In the case of the famous

$$E = mc^2$$

the particle with mass $m$ has zero speed (in this frame of reference). If the particle has a speed $v$ in this frame, then the equation for the particle's energy is

$$E = \gamma_v m c^2 = \frac{mc^2}{\sqrt{1 - \frac{v^2}{c^2}}}$$

says that an object has to be going at the speed of light squared to turn into energy.

I'm afraid this is a misunderstanding of the mass-energy relationship which gives the equivalent energy of the (invariant) mass of a particle.

As I showed above, the energy of a massive particle goes to infinity as it approaches the speed of light and, thus, cannot ever travel at the speed of light in any reference frame.

Answer 2

$E=mc^2$ is actually not the full equation, although it is clearly the most famous form of it. The full equation is

$E^2 = p^2c^2 + m^2c^4.$

This formula says that a particle's energy squared is equal to the sum of the momentum squared and the mass squared (with factors of the speed of light thrown in to make it dimensionally correct).

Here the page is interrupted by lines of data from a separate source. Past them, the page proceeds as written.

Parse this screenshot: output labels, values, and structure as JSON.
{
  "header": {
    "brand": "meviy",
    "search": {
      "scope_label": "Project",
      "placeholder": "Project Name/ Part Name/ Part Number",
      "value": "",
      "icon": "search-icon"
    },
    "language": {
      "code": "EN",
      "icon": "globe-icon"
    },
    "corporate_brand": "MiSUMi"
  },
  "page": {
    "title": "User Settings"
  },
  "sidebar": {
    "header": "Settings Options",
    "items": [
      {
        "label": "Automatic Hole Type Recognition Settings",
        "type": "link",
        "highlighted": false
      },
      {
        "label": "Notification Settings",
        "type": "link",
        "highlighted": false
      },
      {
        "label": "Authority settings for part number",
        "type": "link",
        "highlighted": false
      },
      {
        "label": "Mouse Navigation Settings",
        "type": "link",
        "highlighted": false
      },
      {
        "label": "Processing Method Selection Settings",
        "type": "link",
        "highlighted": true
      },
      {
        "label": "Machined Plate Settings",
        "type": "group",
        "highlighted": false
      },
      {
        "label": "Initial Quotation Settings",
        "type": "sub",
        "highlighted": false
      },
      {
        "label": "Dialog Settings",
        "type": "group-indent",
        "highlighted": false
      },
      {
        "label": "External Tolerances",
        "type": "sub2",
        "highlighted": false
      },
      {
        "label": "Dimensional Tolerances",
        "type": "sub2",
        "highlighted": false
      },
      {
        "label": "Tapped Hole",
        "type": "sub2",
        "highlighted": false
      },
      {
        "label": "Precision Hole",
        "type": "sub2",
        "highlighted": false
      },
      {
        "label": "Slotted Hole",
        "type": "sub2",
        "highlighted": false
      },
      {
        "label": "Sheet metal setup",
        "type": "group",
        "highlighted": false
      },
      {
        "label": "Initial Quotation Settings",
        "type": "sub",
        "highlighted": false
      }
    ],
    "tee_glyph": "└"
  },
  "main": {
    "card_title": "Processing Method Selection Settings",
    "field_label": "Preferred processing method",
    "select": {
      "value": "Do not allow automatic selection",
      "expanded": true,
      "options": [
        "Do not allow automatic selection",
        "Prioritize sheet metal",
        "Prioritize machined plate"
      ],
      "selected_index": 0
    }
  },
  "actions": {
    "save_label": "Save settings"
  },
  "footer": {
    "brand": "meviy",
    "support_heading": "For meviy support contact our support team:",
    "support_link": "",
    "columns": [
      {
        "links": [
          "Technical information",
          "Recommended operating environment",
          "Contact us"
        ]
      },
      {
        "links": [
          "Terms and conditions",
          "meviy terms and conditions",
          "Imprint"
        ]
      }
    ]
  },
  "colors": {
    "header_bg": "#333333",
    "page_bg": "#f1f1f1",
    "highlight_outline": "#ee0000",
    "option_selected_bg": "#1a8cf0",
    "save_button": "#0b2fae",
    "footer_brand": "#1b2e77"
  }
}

The simple $E=mc^2$ follows for $p=0$, which is to say, for an object at rest. All massive objects are at rest in their own reference frame, and in contrast, light can never be still--it has no rest frame. So the equation $E=mc^2$ represents the latent energy possessed by a massive particle due to it's mass alone. Giving it a non-zero momentum then adds kinetic energy onto this rest mass contribution. This is the energy that atomic processes like fission can tap into, which is why the equation is so famous in this form.